I just renewed my driver's license and I don’t think I’ve ever had a more depressing experience.
First of all, the lovely people at the State of New Mexico Motor Vehicle Division insist on taking your picture. I asked if I could keep my old picture and they said they didn't do that anymore. Then they give you your old license back. I tried to make them keep the old one, but they wouldn't do it. Then they give you your new license so you can compare the two, which is where the depression comes in.
Curse you, Motor Vehicle Division! As if waiting in line for three hours wasn’t bad enough! As an additional service, here’s a picture of you when you were young and skinny, side by side with one of you four years later. Compare and enjoy! It's kind of like those “The Effects of Meth” things, only mine could be titled, “The effects of LIFE.”
I don’t like to think of myself as vain, but one of the worst things was my documented weight gain. For one, it has my weight printed on there, before and after, and that math is depressing. And then there are the pictures. In 2009 I was trim and svelte, but by 2013 it somehow all turns to biscuit dough. Plus, there are the visible signs of aging.
And it's not just weight gain and aging, it's also my eyes. In the 2009 license, my eyes sparkled with hope and promise, and in the 2013 one, my eyes are just... dead.
I know some of what caused my rapid physical and mental deterioration: In the time between licenses I graduated and started working for a living. Also, we had a baby and our bills quadrupled. I’m not knocking kids. I love mine. If the driver’s license could show my heart, you would see that it has grown three sizes. But man, having a kid takes a toll on you physically. The sleep loss alone is killer, not to mention all the other demands and stress. Sometimes it feels like my son is getting big and strong because he’s feeding off of my wife and I.

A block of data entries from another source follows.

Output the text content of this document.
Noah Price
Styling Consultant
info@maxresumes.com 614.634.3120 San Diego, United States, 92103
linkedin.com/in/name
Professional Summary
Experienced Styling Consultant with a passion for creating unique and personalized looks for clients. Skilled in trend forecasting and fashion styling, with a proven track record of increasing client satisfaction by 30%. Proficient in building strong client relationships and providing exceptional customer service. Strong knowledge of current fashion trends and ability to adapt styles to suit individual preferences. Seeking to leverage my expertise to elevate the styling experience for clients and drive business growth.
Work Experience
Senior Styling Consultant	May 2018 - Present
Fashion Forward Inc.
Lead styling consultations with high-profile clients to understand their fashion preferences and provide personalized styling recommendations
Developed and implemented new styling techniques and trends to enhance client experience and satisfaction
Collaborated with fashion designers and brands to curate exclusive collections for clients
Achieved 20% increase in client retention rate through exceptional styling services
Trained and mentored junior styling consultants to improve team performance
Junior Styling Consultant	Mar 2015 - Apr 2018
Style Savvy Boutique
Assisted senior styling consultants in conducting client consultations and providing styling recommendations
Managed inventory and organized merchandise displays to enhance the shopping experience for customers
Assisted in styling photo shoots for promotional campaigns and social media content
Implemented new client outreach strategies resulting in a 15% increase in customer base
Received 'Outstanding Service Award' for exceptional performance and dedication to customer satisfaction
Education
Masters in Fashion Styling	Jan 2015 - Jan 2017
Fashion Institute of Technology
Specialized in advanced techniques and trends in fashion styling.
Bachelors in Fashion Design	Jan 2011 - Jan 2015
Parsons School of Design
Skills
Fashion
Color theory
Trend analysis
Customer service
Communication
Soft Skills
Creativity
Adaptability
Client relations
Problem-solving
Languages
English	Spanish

But enough pity-partying! I need to embrace the aging. One of the good things is: with age comes wisdom and freedom. Freedom from caring what other people think, and freedom to speak your mind. You’ve seen old people, they can’t stop speaking their minds. I know that one day I will be a cranky old senior citizen complaining about everything, and that thought makes me smile.
“Pull up your pants!” “Get a job!” “Get a haircut!” “Where’s my ointment?”
Has anyone else had this same harrowing experience? Can you give me any tips on aging gracefully? As you can see, I need them.